PUB

O objetivo passa por reduzir a possibilidade de os bancos travarem estes processos, com base nos limites máximos do prazo de empréstimos recomendados pelo Banco de Portugal (BdP).

No entanto e segundo a Associação Portuguesa para a Defesa do Consumidor (DECO), os bancos parecem mesmo não facilitar todo este processo às famílias portuguesas. À Record TV a DECO revelou que já recebeu dezenas de queixas nos últimos meses e, de forma a ajudar nestes casos, deixou alguns conselhos.

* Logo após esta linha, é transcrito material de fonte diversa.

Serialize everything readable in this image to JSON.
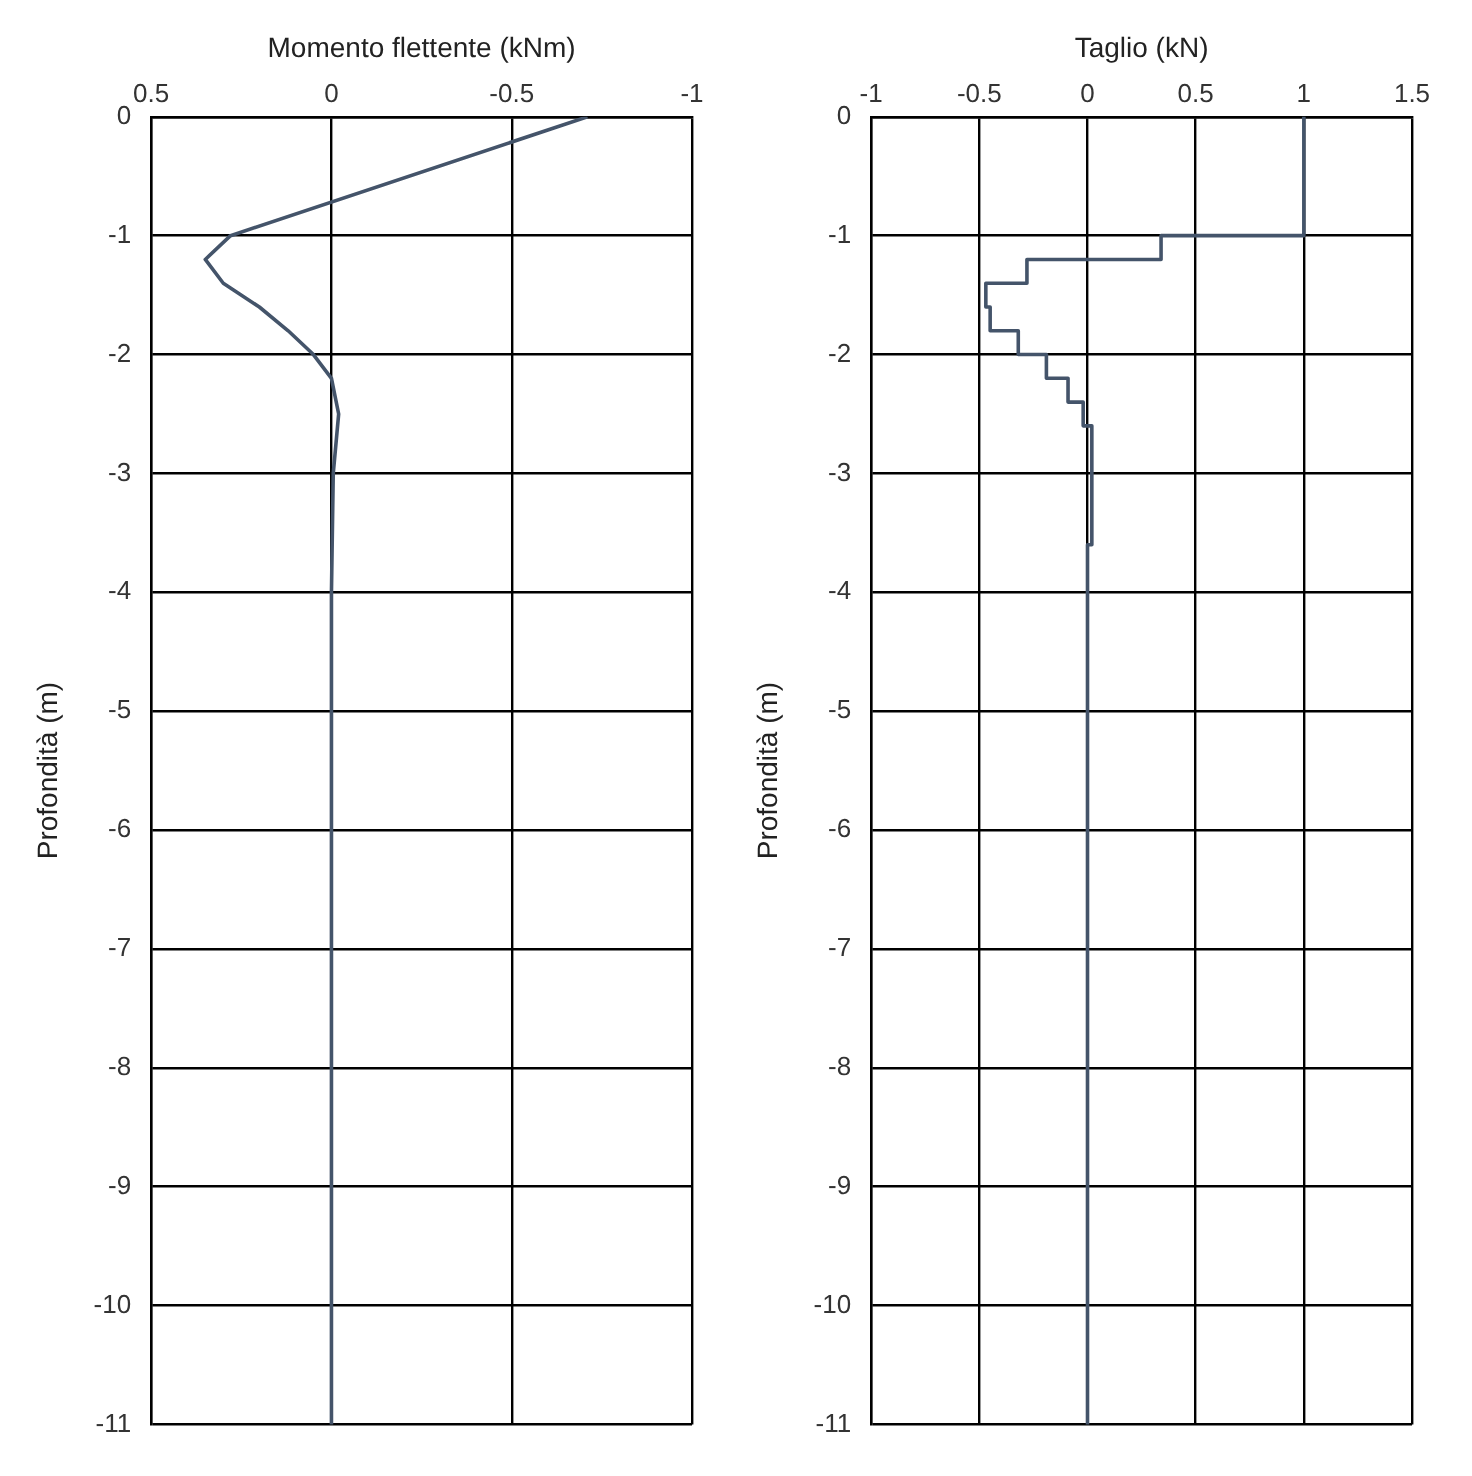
{
  "chart_data": [
    {
      "type": "line",
      "xlabel": "Momento flettente (kNm)",
      "ylabel": "Profondità (m)",
      "xlim": [
        0.5,
        -1
      ],
      "xticks": [
        0.5,
        0,
        -0.5,
        -1
      ],
      "ylim": [
        -11,
        0
      ],
      "yticks": [
        0,
        -1,
        -2,
        -3,
        -4,
        -5,
        -6,
        -7,
        -8,
        -9,
        -10,
        -11
      ],
      "grid": true,
      "legend": false,
      "marker": "none",
      "line_style": "solid",
      "series": [
        {
          "color": "#44546a",
          "x": [
            -0.71,
            0.28,
            0.35,
            0.3,
            0.2,
            0.12,
            0.05,
            0,
            -0.02,
            -0.005,
            0,
            0
          ],
          "values": [
            0,
            -1,
            -1.2,
            -1.4,
            -1.6,
            -1.8,
            -2,
            -2.2,
            -2.5,
            -3,
            -4,
            -11
          ]
        }
      ]
    },
    {
      "type": "line",
      "xlabel": "Taglio (kN)",
      "ylabel": "Profondità (m)",
      "xlim": [
        -1,
        1.5
      ],
      "xticks": [
        -1,
        -0.5,
        0,
        0.5,
        1,
        1.5
      ],
      "ylim": [
        -11,
        0
      ],
      "yticks": [
        0,
        -1,
        -2,
        -3,
        -4,
        -5,
        -6,
        -7,
        -8,
        -9,
        -10,
        -11
      ],
      "grid": true,
      "legend": false,
      "marker": "none",
      "line_style": "solid",
      "series": [
        {
          "color": "#44546a",
          "x": [
            1,
            1,
            0.34,
            0.34,
            -0.28,
            -0.28,
            -0.47,
            -0.47,
            -0.45,
            -0.45,
            -0.32,
            -0.32,
            -0.19,
            -0.19,
            -0.09,
            -0.09,
            -0.02,
            -0.02,
            0.02,
            0.02,
            0,
            0
          ],
          "values": [
            0,
            -1,
            -1,
            -1.2,
            -1.2,
            -1.4,
            -1.4,
            -1.6,
            -1.6,
            -1.8,
            -1.8,
            -2,
            -2,
            -2.2,
            -2.2,
            -2.4,
            -2.4,
            -2.6,
            -2.6,
            -3.6,
            -3.6,
            -11
          ]
        }
      ]
    }
  ]
}
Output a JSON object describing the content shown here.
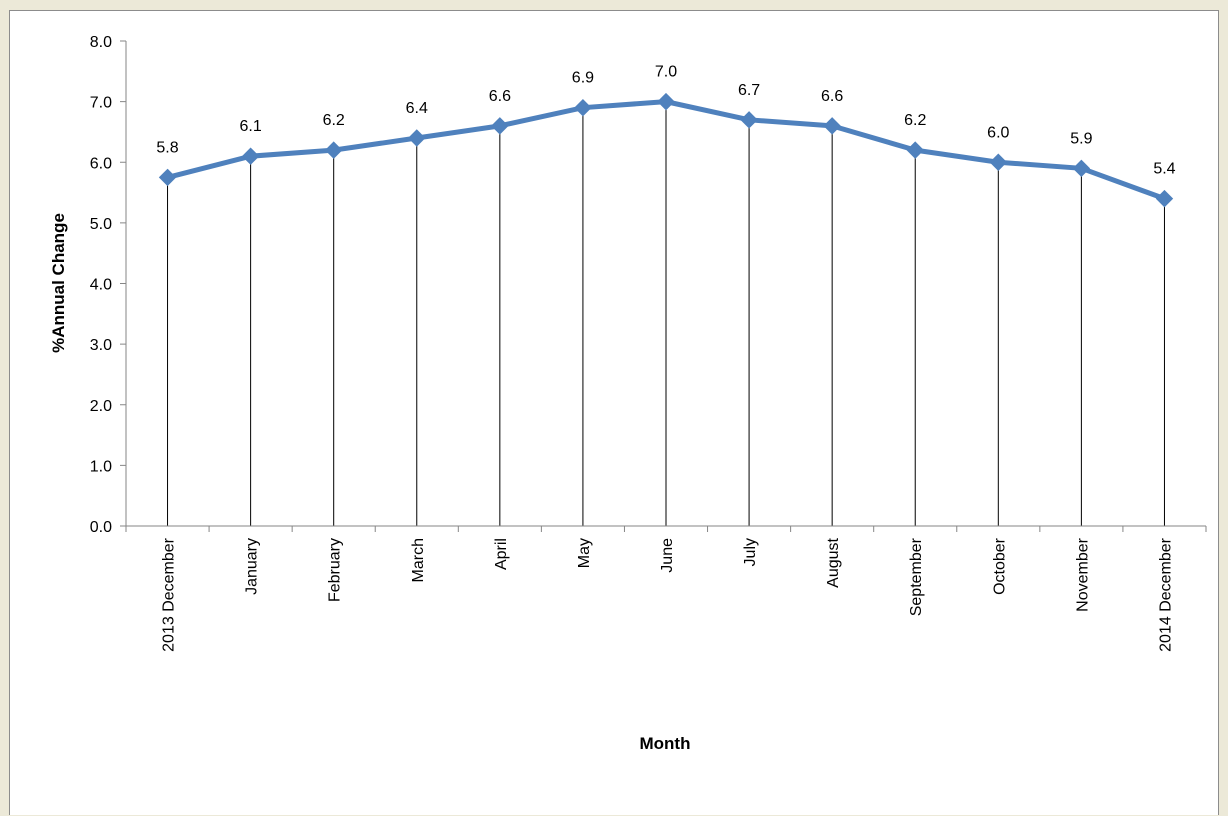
{
  "chart_data": {
    "type": "line",
    "title": "",
    "xlabel": "Month",
    "ylabel": "%Annual Change",
    "ylim": [
      0,
      8
    ],
    "ytick_step": 1,
    "ytick_labels": [
      "0.0",
      "1.0",
      "2.0",
      "3.0",
      "4.0",
      "5.0",
      "6.0",
      "7.0",
      "8.0"
    ],
    "categories": [
      "2013 December",
      "January",
      "February",
      "March",
      "April",
      "May",
      "June",
      "July",
      "August",
      "September",
      "October",
      "November",
      "2014 December"
    ],
    "series": [
      {
        "values": [
          5.75,
          6.1,
          6.2,
          6.4,
          6.6,
          6.9,
          7.0,
          6.7,
          6.6,
          6.2,
          6.0,
          5.9,
          5.4
        ],
        "labels": [
          "5.8",
          "6.1",
          "6.2",
          "6.4",
          "6.6",
          "6.9",
          "7.0",
          "6.7",
          "6.6",
          "6.2",
          "6.0",
          "5.9",
          "5.4"
        ],
        "color": "#4f81bd",
        "marker": "diamond"
      }
    ],
    "drop_lines": true,
    "grid": false,
    "legend": "none"
  }
}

“Desde o primeiro momento que houve esta subida das taxas de juro, alertámos os consumidores para a necessidade de, por um lado, rever as condições do seu crédito, na eventualidade de o seu banco não querer negociar, avançar com essa transferência para outra instituição. É muito importante que o consumidor tenha essa proatividade para evitar uma situação de incumprimento que não é bom para o consumidor, nem para o banco”, explicou Nuno Rico da DECO.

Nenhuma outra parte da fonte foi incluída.